Mr. Panizza said he has minor items to address on Mr. Oeste’s latest revised stipulation document he received 11/2/01. Mr. Willig suggested that Mr. Panizza address these items in a letter to be discussed at the 11/19/01 meeting and the matter was placed on that agenda. Mr. Panizza also agreed to an extension of the decision deadline, and Mr. Dobson provided a letter of extension to January 7, 2002.
Mr. Panizza asked that instead of continuing the conditional use hearing on Spring Lane Farms at the 11/19/01 meeting that a general discussion of the plan and one or two alternatives take place instead. Mr. Willig agreed to make the change to the agenda.
Mrs. Ewald moved to deny the Land Development Plan for Lot #18 unless a letter extending the decision deadline is received. Mr. Willig seconded and all were in favor.
Mr. Kuhn moved to approve Resolution #581-01, approving the Charlestown Elementary School final subdivision and land development plan. Mr. Rodgers seconded and all were in favor.
Mrs. Ewald moved to approve Emma Builders Inc. Escrow Release #4 in the amount of $187,973.75 and Mr. Willig seconded. All were in favor.

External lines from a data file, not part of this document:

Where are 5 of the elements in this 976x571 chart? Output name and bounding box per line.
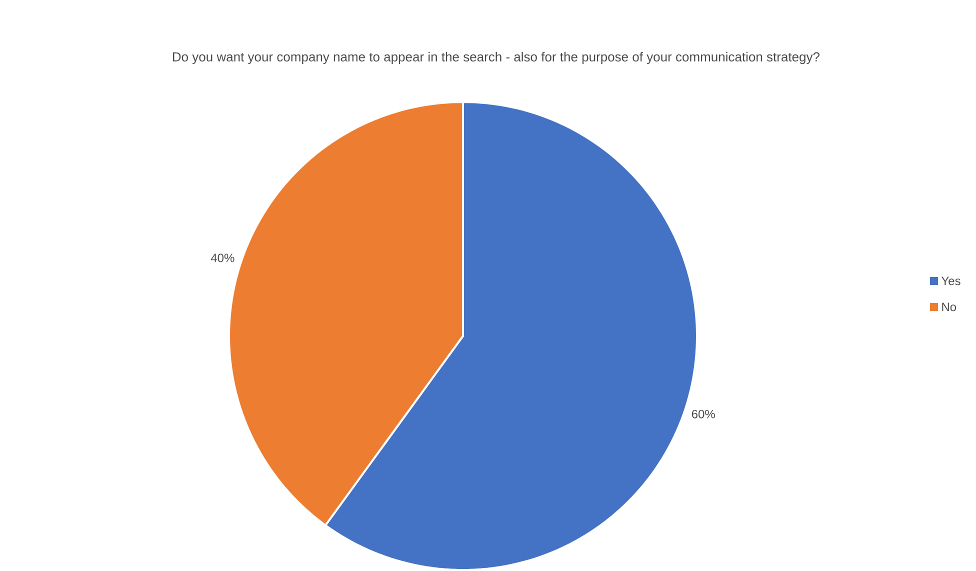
chart-title: Do you want your company name to appear in the search - also for the purpose of your communication strategy? (172, 52, 820, 64)
legend-label: No (942, 302, 956, 312)
legend-label: Yes (941, 276, 960, 286)
data-label: 40% (210, 254, 234, 262)
data-label: 60% (692, 410, 715, 418)
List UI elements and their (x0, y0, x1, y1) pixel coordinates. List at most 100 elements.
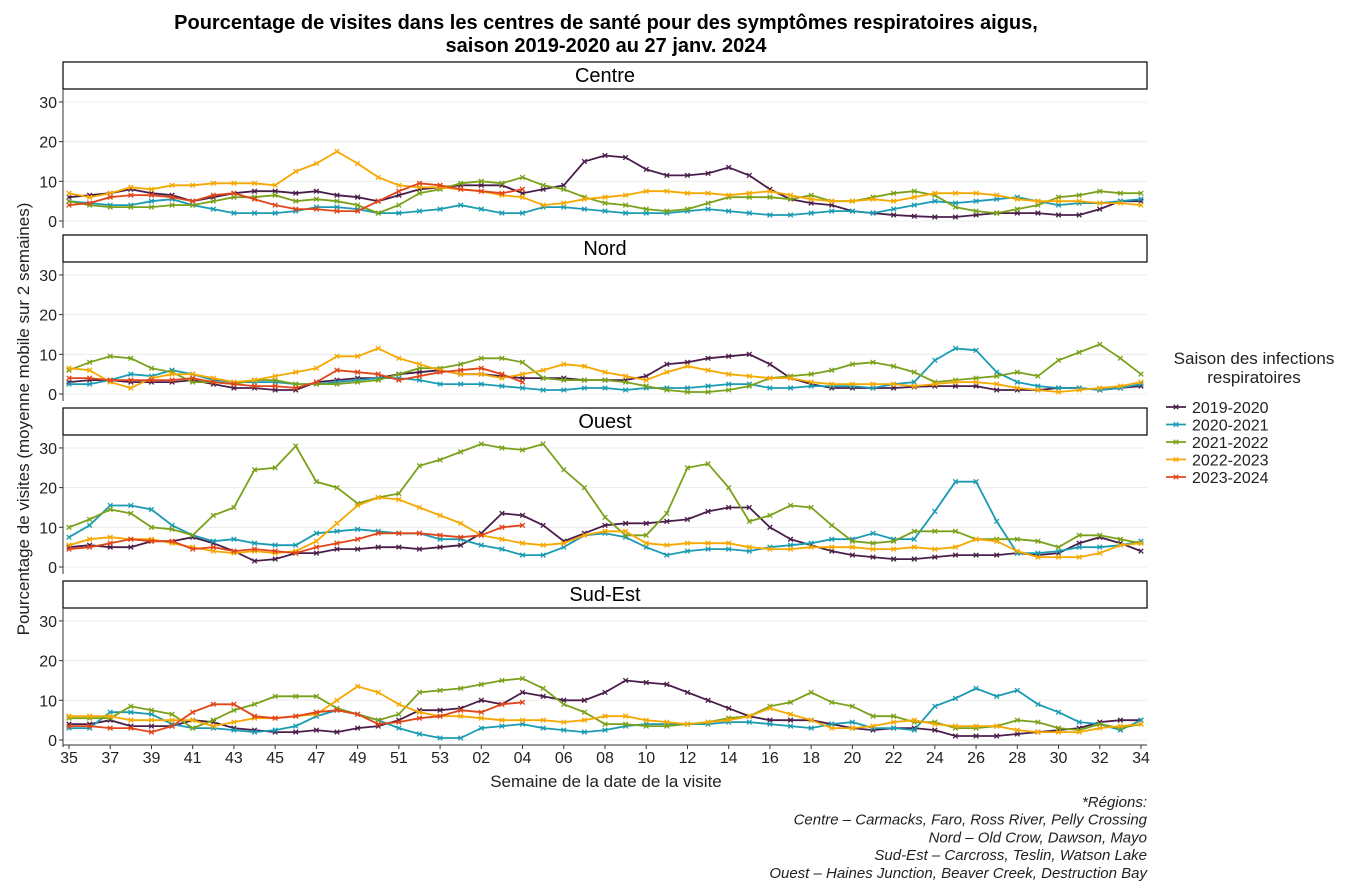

Mr. Theurkauf explained that the County sent an amended Visions Partnership Grant Agreement extending the termination date to 3/31/02 and awarding an additional $7,500 to the existing grant agreement. Both amendments were to allow time and funding for the Township to include elements required under Act 68 of the MPC not included in the original award. Mr. Theurkauf noted that this work has already been done. Mr. Willig moved to execute the Vision Partnership Grant Agreement Amendment Contract 98.03A and Mr. Kuhn seconded. All were in favor.
Mr. Willig adjourned the meeting at 12:47 A.M. The Board recessed into Executive Session.